Why is Obama being made the fall guy for the oil spill?


By Edward Wasserman

McClatchy Newspapers

I, for one, am glad that the catastrophe off the Louisiana coast has been fully explained, and the failure first to prevent and then to halt the hemorrhage of crude oil that is fouling the Gulf of Mexico has finally been laid at the feet of the guy who’s truly responsible: the president of the United States, Barack Obama.

What a relief. For a while it was getting confusing. No longer. And I have the country’s news media to thank for this clarity.

The media have redirected the public’s attention — away from BP’s record of indifference to safety and health, away from the corners that were cut and the risks that were overlooked, away from the role of defective workmanship and cheapskate engineering in producing disaster for which, astonishingly, no effective industry response even existed.

I exaggerate. There has indeed been coverage of those areas, some of it excellent, and there will be more. But the story that the media love, the overriding narrative that drives the story through today’s 24/7 news cycle, is Obama.

‘Political blowout’

Newsweek reported that Obama faces “his own political blowout,” and when he referred to BP as “the responsible party,” he was “passing the buck.” In The Wall Street Journal, conservative diva Peggy Noonan titled her column “He was supposed to be competent,” and declared, “I don’t see how the president’s position and popularity can survive the oil spill.” Dana Milbank of The Washington Post ridiculed Obama’s acceptance of responsibility as “lawyerly,” “passive” and above all, excessive, as if he relished the blame he was assigning himself.

So how is it that Obama is personally pilloried for an unprecedented technical blunder committed by mighty corporations that had generally been presumed to know their trade, and that arose out of decades of snuggly regulation that he was, until recently, being castigated for seeking to toughen?

In a larger sense, why has this become a story about government, not business? There are at least three reasons why this toxic plume has drifted to Washington.

First: The focus on government reflects a longstanding practice, almost a reflex, in the way news is framed. This is a frequent complaint made against the “liberal” media by conservative commentators, who criticize the tendency of journalists to automatically suggest the remedy for social ills must be some new law or government initiative. And that means, egads, more government spending, a preordained conclusion that the liberal media supposedly must return to, like arsonists to a fire they set. (Though unlike arsonists the media then stick around to criticize the firefighters.)

I think there’s truth to that, though ironically, in this case the journalistic habit of seeing every problem as demanding a program is working wonderfully for the Right by refocusing the story onto the White House and discrediting a president whom conservatives revile.

Second: The internal hierarchy of the most influential, agenda-setting news organizations assigns pride of place to the reporters who cover the political world. They’re the top dogs. There is, accordingly, a powerful institutional undertow in favor of finding and emphasizing the partisan significance of important nonpolitical news — indeed, in implying that their political dimension is what matters most about them.

In the early days of the oil story you could almost smell the impatience on the Sunday talk shows among the Beltway crowd, who were eager for a clear narrative linking the unfolding disaster to the things they care most about, epochal events like the midterm elections.

Without that link, it wouldn’t be their story. Only once that bridge was built could the news that unquestionably matters — the greatest oil spill in U.S. history — be safely entrusted to the journalists who matter most, the ones who cover not energy, not the environment, not business, but high-stakes political gaming.

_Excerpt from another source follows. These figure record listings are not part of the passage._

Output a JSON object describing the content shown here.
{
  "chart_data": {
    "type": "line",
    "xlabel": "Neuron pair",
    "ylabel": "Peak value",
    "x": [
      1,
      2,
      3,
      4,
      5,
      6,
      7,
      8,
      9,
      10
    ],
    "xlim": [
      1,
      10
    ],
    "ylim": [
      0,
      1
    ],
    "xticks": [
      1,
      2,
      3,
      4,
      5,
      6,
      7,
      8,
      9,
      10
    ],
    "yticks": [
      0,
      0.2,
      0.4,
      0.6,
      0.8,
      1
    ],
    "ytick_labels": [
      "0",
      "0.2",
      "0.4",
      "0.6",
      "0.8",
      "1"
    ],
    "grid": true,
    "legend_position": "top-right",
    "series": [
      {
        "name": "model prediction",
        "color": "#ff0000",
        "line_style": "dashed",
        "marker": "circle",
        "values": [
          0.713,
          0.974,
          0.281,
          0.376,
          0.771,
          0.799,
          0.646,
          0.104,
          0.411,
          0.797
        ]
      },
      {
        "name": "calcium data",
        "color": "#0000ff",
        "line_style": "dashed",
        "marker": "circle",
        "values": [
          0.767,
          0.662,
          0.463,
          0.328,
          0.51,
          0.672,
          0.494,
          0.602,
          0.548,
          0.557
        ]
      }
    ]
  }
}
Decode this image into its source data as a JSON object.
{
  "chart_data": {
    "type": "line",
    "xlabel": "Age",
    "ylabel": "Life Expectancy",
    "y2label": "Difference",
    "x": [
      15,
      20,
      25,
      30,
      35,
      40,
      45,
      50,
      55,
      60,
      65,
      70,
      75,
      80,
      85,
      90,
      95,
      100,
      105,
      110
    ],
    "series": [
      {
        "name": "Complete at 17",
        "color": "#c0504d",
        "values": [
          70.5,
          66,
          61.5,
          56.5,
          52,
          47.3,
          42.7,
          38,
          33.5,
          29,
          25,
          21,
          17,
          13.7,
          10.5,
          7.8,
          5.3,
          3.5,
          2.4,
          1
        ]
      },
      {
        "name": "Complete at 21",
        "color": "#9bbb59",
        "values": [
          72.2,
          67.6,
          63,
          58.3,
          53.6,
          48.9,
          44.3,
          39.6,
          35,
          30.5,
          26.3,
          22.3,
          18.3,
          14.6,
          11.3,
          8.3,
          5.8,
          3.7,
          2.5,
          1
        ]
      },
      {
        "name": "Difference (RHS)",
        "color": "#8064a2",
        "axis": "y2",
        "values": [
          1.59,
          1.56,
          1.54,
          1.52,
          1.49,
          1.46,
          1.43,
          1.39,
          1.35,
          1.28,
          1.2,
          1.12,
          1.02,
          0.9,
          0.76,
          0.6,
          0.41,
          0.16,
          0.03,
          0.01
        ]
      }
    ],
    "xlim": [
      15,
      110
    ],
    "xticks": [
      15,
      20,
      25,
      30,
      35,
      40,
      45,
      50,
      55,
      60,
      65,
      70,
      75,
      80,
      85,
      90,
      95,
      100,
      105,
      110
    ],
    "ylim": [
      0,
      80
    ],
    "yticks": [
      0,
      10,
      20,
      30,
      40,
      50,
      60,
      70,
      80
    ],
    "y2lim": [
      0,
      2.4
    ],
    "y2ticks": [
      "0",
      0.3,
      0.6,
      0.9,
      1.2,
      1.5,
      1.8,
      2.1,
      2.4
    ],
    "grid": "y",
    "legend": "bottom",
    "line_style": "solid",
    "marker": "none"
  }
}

So dwelling on the Obama dimension of the story has a powerful constituency within the news business itself.

Third: However, in the final analysis the media are left with that eloquent catchphrase from Ghostbusters: Who are ya gonna call? It’s not a media fiction that the federal government has no rival as the institution with ultimate responsibility for public wellbeing. Obama becomes the focus of news not because he’s at fault, but because he’s there. His actions, his utterances, embody the overall wisdom and effectiveness of the society’s response.

And that’s inevitable, I suppose. But this is a huge, harrowing event, and our grandchildren will live with its consequences. The media have a duty not to trivialize it by indulging in mind-numbing tropes like “Obama’s Katrina.”

It took decades of failure across a broad range of public and private institutions to tee up a disaster of this magnitude. It’ll take the best the media can do to drill deep, explain how it happened and help ensure it’s never repeated.

Wasserman is Knight professor of journalism ethics at Washington and Lee University. He wrote this column for The Miami Herald. Distributed by McClatchy-Tribune.